Adhesion of C. albicans cell wall mutants to oral epithelial cells. Yeast cells (100 CFU) of C. albicans cell wall mutants, the parent strains (CAI4 and BWP17), and wild-type strain (SC5314) were added to TR146 oral epithelial cells for 90 min. After extensive washing, molten (45°C) Sabouraud's dextrose agar was added and incubated at 37°C for 24 h for colony development of adhered yeasts. Results are expressed as the percent adhered yeast cells. Data represent mean values ± SEM and are representative of two independent experiments. *, P < 0.05; **, P < 0.01 (compared with the respective parent strain).

Fig. 6.

Morphologies of different C. albicans cell wall mutants.

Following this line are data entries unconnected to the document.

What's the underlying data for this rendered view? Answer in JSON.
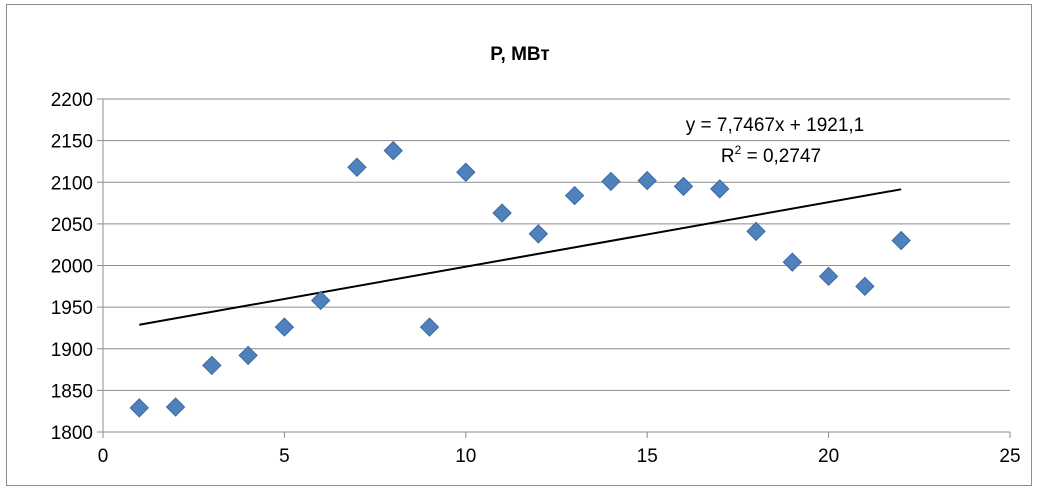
{
  "chart_data": {
    "type": "scatter",
    "title": "P, МВт",
    "xlabel": "",
    "ylabel": "",
    "xlim": [
      0,
      25
    ],
    "ylim": [
      1800,
      2200
    ],
    "xticks": [
      0,
      5,
      10,
      15,
      20,
      25
    ],
    "yticks": [
      1800,
      1850,
      1900,
      1950,
      2000,
      2050,
      2100,
      2150,
      2200
    ],
    "grid": "horizontal",
    "series": [
      {
        "marker": "diamond",
        "color": "#4F81BD",
        "x": [
          1,
          2,
          3,
          4,
          5,
          6,
          7,
          8,
          9,
          10,
          11,
          12,
          13,
          14,
          15,
          16,
          17,
          18,
          19,
          20,
          21,
          22
        ],
        "y": [
          1829,
          1830,
          1880,
          1892,
          1926,
          1958,
          2118,
          2138,
          1926,
          2112,
          2063,
          2038,
          2084,
          2101,
          2102,
          2095,
          2092,
          2041,
          2004,
          1987,
          1975,
          2030
        ]
      }
    ],
    "trendline": {
      "type": "linear",
      "slope": 7.7467,
      "intercept": 1921.1,
      "x_range": [
        1,
        22
      ],
      "color": "#000000",
      "equation_label": "y = 7,7467x + 1921,1",
      "r2_label_prefix": "R",
      "r2_label_sup": "2",
      "r2_label_value": " = 0,2747"
    }
  }
}
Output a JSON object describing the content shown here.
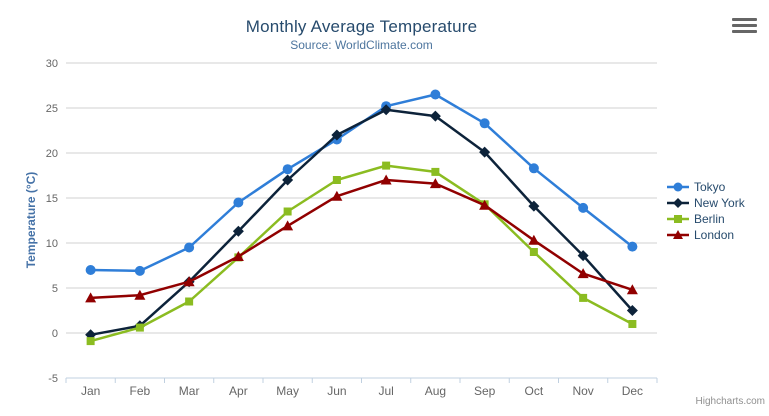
{
  "chart_data": {
    "type": "line",
    "title": "Monthly Average Temperature",
    "subtitle": "Source: WorldClimate.com",
    "xlabel": "",
    "ylabel": "Temperature (°C)",
    "categories": [
      "Jan",
      "Feb",
      "Mar",
      "Apr",
      "May",
      "Jun",
      "Jul",
      "Aug",
      "Sep",
      "Oct",
      "Nov",
      "Dec"
    ],
    "ylim": [
      -5,
      30
    ],
    "ytick_interval": 5,
    "grid": true,
    "legend_position": "right-middle",
    "series": [
      {
        "name": "Tokyo",
        "color": "#2f7ed8",
        "marker": "circle",
        "values": [
          7.0,
          6.9,
          9.5,
          14.5,
          18.2,
          21.5,
          25.2,
          26.5,
          23.3,
          18.3,
          13.9,
          9.6
        ]
      },
      {
        "name": "New York",
        "color": "#0d233a",
        "marker": "diamond",
        "values": [
          -0.2,
          0.8,
          5.7,
          11.3,
          17.0,
          22.0,
          24.8,
          24.1,
          20.1,
          14.1,
          8.6,
          2.5
        ]
      },
      {
        "name": "Berlin",
        "color": "#8bbc21",
        "marker": "square",
        "values": [
          -0.9,
          0.6,
          3.5,
          8.4,
          13.5,
          17.0,
          18.6,
          17.9,
          14.3,
          9.0,
          3.9,
          1.0
        ]
      },
      {
        "name": "London",
        "color": "#910000",
        "marker": "triangle",
        "values": [
          3.9,
          4.2,
          5.7,
          8.5,
          11.9,
          15.2,
          17.0,
          16.6,
          14.2,
          10.3,
          6.6,
          4.8
        ]
      }
    ],
    "style": {
      "grid_color": "#d0d0d0",
      "axis_line_color": "#c0d0e0",
      "tick_label_color": "#666666",
      "title_color": "#274b6d",
      "subtitle_color": "#4d759e",
      "yaxis_title_color": "#4572a7"
    }
  },
  "export_menu": {
    "icon": "hamburger-menu-icon"
  },
  "credits": {
    "label": "Highcharts.com"
  }
}
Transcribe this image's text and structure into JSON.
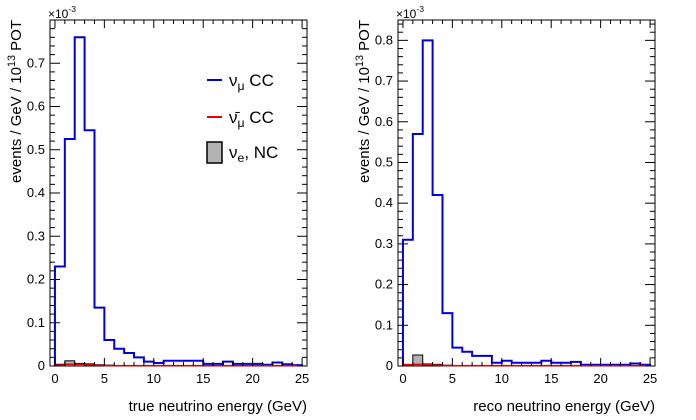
{
  "colors": {
    "numu_cc": "#0000dd",
    "numubar_cc": "#ee0000",
    "nue_nc_fill": "#b3b3b3",
    "nue_nc_line": "#000000"
  },
  "legend": {
    "numu_cc": "ν_μ CC",
    "numubar_cc": "ν̄_μ CC",
    "nue_nc": "ν_e, NC"
  },
  "chart_data": [
    {
      "type": "bar",
      "histogram": true,
      "exponent_label": "×10^-3",
      "xlabel": "true neutrino energy (GeV)",
      "ylabel": "events / GeV / 10^13 POT",
      "xlim": [
        -0.5,
        25.5
      ],
      "ylim": [
        0,
        0.8
      ],
      "xticks": [
        0,
        5,
        10,
        15,
        20,
        25
      ],
      "yticks": [
        0,
        0.1,
        0.2,
        0.3,
        0.4,
        0.5,
        0.6,
        0.7
      ],
      "bin_edges": [
        0,
        1,
        2,
        3,
        4,
        5,
        6,
        7,
        8,
        9,
        10,
        11,
        12,
        13,
        14,
        15,
        16,
        17,
        18,
        19,
        20,
        21,
        22,
        23,
        24,
        25
      ],
      "legend_position": "top-right",
      "series": [
        {
          "name": "ν_μ CC",
          "style": "step",
          "color": "numu_cc",
          "values": [
            0.23,
            0.525,
            0.76,
            0.545,
            0.135,
            0.06,
            0.04,
            0.03,
            0.02,
            0.01,
            0.007,
            0.012,
            0.012,
            0.012,
            0.012,
            0.005,
            0.005,
            0.01,
            0.005,
            0.005,
            0.005,
            0.003,
            0.008,
            0.004,
            0.002
          ]
        },
        {
          "name": "ν̄_μ CC",
          "style": "step",
          "color": "numubar_cc",
          "values": [
            0.002,
            0.004,
            0.004,
            0.003,
            0.002,
            0.001,
            0.001,
            0.001,
            0.001,
            0.001,
            0.001,
            0.001,
            0.001,
            0.001,
            0.001,
            0.001,
            0.001,
            0.001,
            0.001,
            0.001,
            0.001,
            0.001,
            0.001,
            0.001,
            0.001
          ]
        },
        {
          "name": "ν_e, NC",
          "style": "filled",
          "color": "nue_nc_fill",
          "values": [
            0.004,
            0.012,
            0.006,
            0.005,
            0.003,
            0.002,
            0.001,
            0.001,
            0.001,
            0.001,
            0.001,
            0.001,
            0.001,
            0.001,
            0.001,
            0.001,
            0.001,
            0.001,
            0.001,
            0.001,
            0.001,
            0.001,
            0.001,
            0.001,
            0.001
          ]
        }
      ]
    },
    {
      "type": "bar",
      "histogram": true,
      "exponent_label": "×10^-3",
      "xlabel": "reco neutrino energy (GeV)",
      "ylabel": "events / GeV / 10^13 POT",
      "xlim": [
        -0.5,
        25.5
      ],
      "ylim": [
        0,
        0.85
      ],
      "xticks": [
        0,
        5,
        10,
        15,
        20,
        25
      ],
      "yticks": [
        0,
        0.1,
        0.2,
        0.3,
        0.4,
        0.5,
        0.6,
        0.7,
        0.8
      ],
      "bin_edges": [
        0,
        1,
        2,
        3,
        4,
        5,
        6,
        7,
        8,
        9,
        10,
        11,
        12,
        13,
        14,
        15,
        16,
        17,
        18,
        19,
        20,
        21,
        22,
        23,
        24,
        25
      ],
      "series": [
        {
          "name": "ν_μ CC",
          "style": "step",
          "color": "numu_cc",
          "values": [
            0.31,
            0.57,
            0.8,
            0.42,
            0.13,
            0.045,
            0.035,
            0.025,
            0.025,
            0.008,
            0.013,
            0.008,
            0.008,
            0.008,
            0.013,
            0.008,
            0.008,
            0.01,
            0.003,
            0.003,
            0.003,
            0.003,
            0.003,
            0.006,
            0.003
          ]
        },
        {
          "name": "ν̄_μ CC",
          "style": "step",
          "color": "numubar_cc",
          "values": [
            0.003,
            0.004,
            0.003,
            0.002,
            0.001,
            0.001,
            0.001,
            0.001,
            0.001,
            0.001,
            0.001,
            0.001,
            0.001,
            0.001,
            0.001,
            0.001,
            0.001,
            0.001,
            0.001,
            0.001,
            0.001,
            0.001,
            0.001,
            0.001,
            0.001
          ]
        },
        {
          "name": "ν_e, NC",
          "style": "filled",
          "color": "nue_nc_fill",
          "values": [
            0.004,
            0.027,
            0.005,
            0.004,
            0.002,
            0.001,
            0.001,
            0.001,
            0.001,
            0.001,
            0.001,
            0.001,
            0.001,
            0.001,
            0.001,
            0.001,
            0.001,
            0.001,
            0.001,
            0.001,
            0.001,
            0.001,
            0.001,
            0.001,
            0.001
          ]
        }
      ]
    }
  ]
}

Different C. albicans cell wall mutants, the parent strains (CAI4 and BWP17), and wild-type strain (SC5314) were added to TR146 oral epithelial cells for 2 or 24 h and formalin fixed. Morphology was assessed by DIC microscopy at ×400 (2 h) or ×200 (24 h). H, hyphae; P, pseudohyphae; Y, yeast.

Fig. 7.

Infection of oral epithelial cells with C. albicans N- and O-glycosylation mutants and reintegrant strains. (A) Immunoblot of phosphorylated MKP1 and c-Fos induction after 2 h infection of TR146 cells with Δmnt1 Δmnt2, Δmnt1 Δmnt2/MNT1, Δpmr1, Δpmr1/PMR1, Δoch1, Δoch1/OCH1, parent (CAI4), and wild-type (SC5314) strains. Production of cytokines (B) and induction of cell damage assessed by LDH release (C) after 24 h infection with these strains. A MOI of 10 was used for panel A, and an MOI of 0.01 was used for panels B and C. (D) Percent adhesion to TR146 cells by these strains after 90 min. Data are representative of three (A) or two (B to D) independent experiments (±SEM). *, P < 0.05; **, P < 0.01 [compared with CAI4(CIp10) parent strain].

Fig. 8.

Late activation of c-Fos by different C. albicans N- and O-glycosylation mutants and reintegrant strains. Different C. albicans N- and O-glycosylation mutants, their reintegrated strains, the parent strain (CAI4), and a wild-type strain (SC5314) were added to TR146 oral epithelial cells under standard culture conditions for 24 h. Total protein was isolated and induction of c-Fos assessed. Bands are shown relative to an α-actin loading control. A fungal/epithelial cell MOI of 0.01 was used. Data are representative of two independent experiments.